Les plus beaux et les plus estimés sont très fins, ont le poil ras, et n'atteignent jamais de grandes dimensions. Tels sont les velours à fond blanc de Kirmanie et à fond noir ou jaune du Kurdistan. Les bokhara à dessin blanc, noir, orange, relevé d'une légère pointe de bleu sur fond gros rouge et munis de franges blanches sont particulièrement appréciés; j'ai vu dans le palais du chahzaddè d'Ispahan des tapis ayant à peine un mètre quarante de long sur un mètre de large et valant de douze à quinze cents francs.
LA FABRICATION DES TAPIS CHEZ LES ILLIATES.
La seconde catégorie comprend les farch (tapis) de Farahan, à dessins sans caractère, se détachant sur des fonds bleus, et les tapis de Mechhed Mourgab, à palmes cachemires. Les uns et les autres sont assez grossiers, et valent à peine, à surface égale, le quart des velours à laine courte et rase. Ces tissus, destinés à couvrir des pièces ou des fractions de pièces, sont en général de grande dimension, tandis que les carpettes précieuses sont jetées à la place d'honneur ou accrochées le long des murs, en guise de lambris.
La troisième catégorie est représentée par les gilims (tapis «secs»), formés simplement d'une trame et d'une chaîne très solides. Ils sont employés à faire les tentes, les khourdjines, les sacoches de toute espèce, et sont pour ainsi dire inusables.

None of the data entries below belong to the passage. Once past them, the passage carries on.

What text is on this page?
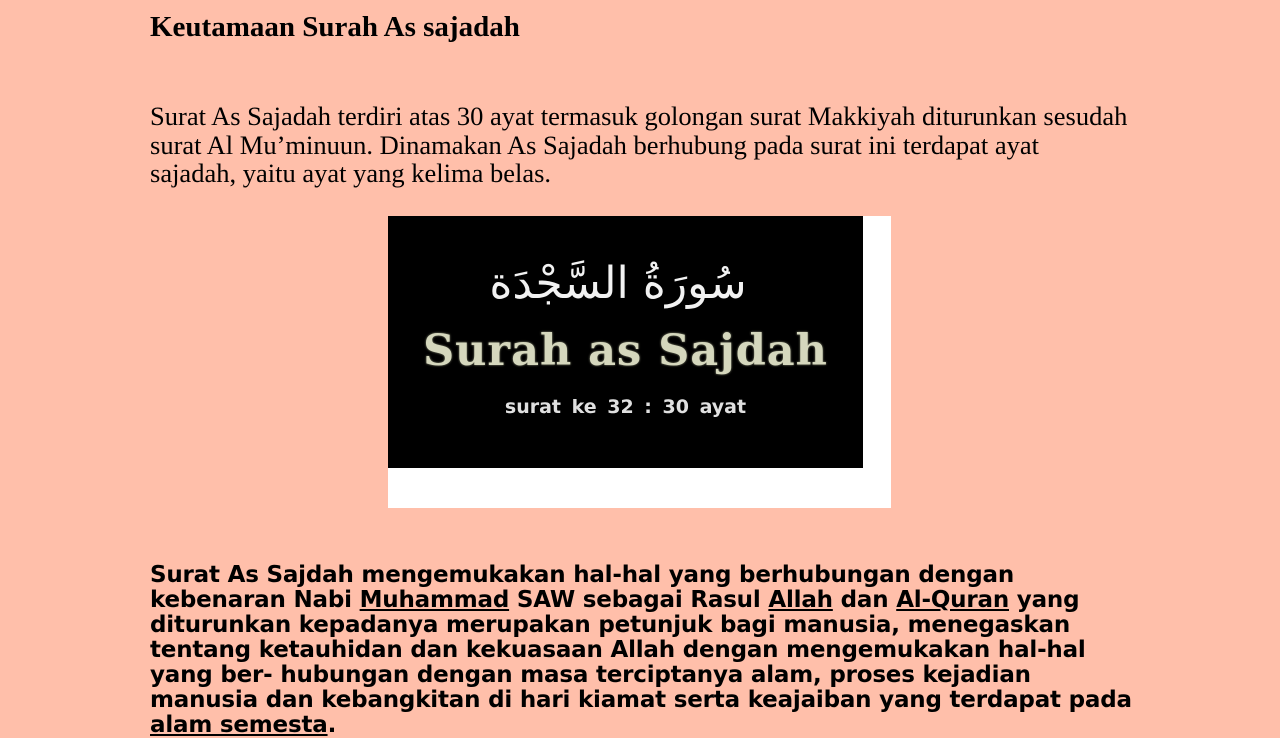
Keutamaan Surah As sajadah

Surat As Sajadah terdiri atas 30 ayat termasuk golongan surat Makkiyah diturunkan sesudah surat Al Mu’minuun. Dinamakan As Sajadah berhubung pada surat ini terdapat ayat sajadah, yaitu ayat yang kelima belas.

سُورَةُ السَّجْدَة
Surah as Sajdah
surat ke 32 : 30 ayat

Surat As Sajdah mengemukakan hal-hal yang berhubungan dengan kebenaran Nabi Muhammad SAW sebagai Rasul Allah dan Al-Quran yang diturunkan kepadanya merupakan petunjuk bagi manusia, menegaskan tentang ketauhidan dan kekuasaan Allah dengan mengemukakan hal-hal yang ber- hubungan dengan masa terciptanya alam, proses kejadian manusia dan kebangkitan di hari kiamat serta keajaiban yang terdapat pada alam semesta.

Enfin les namats (feutres blancs ou bruns), si nécessaires dans les pays humides, formeront la dernière série. Le feutre n'entre pas seulement dans la fabrication des tapis imperméables: il sert aussi à confectionner les calottes rondes dont se couvrent tous les hommes riches ou pauvres de la province du Fars, et ces longs habits à manches raides comme des planches, qui jouent tour à tour le rôle de waterproof et de matelas.
Le tissage des tapis est un travail exclusivement féminin; souvent j'ai vu des hommes occupés à filer de la laine, je n'en ai jamais aperçu devant un métier. Les femmes illiates sont d'ailleurs vaillantes et bien autrement méritantes que les Persanes des villes; elles occupent dans leur famille, où la polygamie est à peu près inconnue, une place honorée, et se montrent dignes de la liberté qui leur est laissée. Leur morale, toute primitive, est pure; elles n'admettent pas le mariage temporaire et n'usent guère de la facilité de divorcer, ou plutôt de changer de mari: le divorce impliquant la reconnaissance d'un code civil ou religieux. La religion des tribus est, il est vrai, le mahométisme, mais un mahométisme rudimentaire, car, faute de mollahs, les nomades savent à peine quelques courtes prières et vivent, semblables aux antiques pasteurs de la Chaldée, sous l'empire de lois patriarcales.
En quittant le campement illiate, les guides se sont perdus plusieurs fois, et nous ont forcés par leur maladresse à rester plus de quinze heures à cheval. Marcel, désespérant d'arriver ce soir à un gîte quelconque, voulait à tout prix passer la nuit à l'abri de buissons touffus, bien insuffisants pour nous préserver des rosées devenues très abondantes depuis que nous avons abandonné les hauts plateaux et que nous sommes descendus dans les plaines voisines du golfe Persique. J'ai usé le peu de force qui me restait à combattre cette idée, et bien m'en a pris: vers neuf heures du soir nous avons deviné dans l'ombre les palmiers de Ferachbad. Quelques instants après avoir aperçu les premières plantations, nous entrions chez le naïeb.
Me voici enfin sous un solide toit de troncs de palmiers, et d'autant plus ravie de mon installation que j'ai bien craint de coucher à la belle étoile et de dîner de souvenirs variés.
Sombres pensées et noirs soucis vont bientôt rejoindre les neiges d'antan. Les golams, que ce brusque changement de fortune a mis aussi en belle humeur, traduisent leur joie par des exclamations et des explosions de gaieté qui parviennent jusqu'à nous à travers la cour. Fort intriguée, je me lève et j'entre dans la salle réservée à nos gens.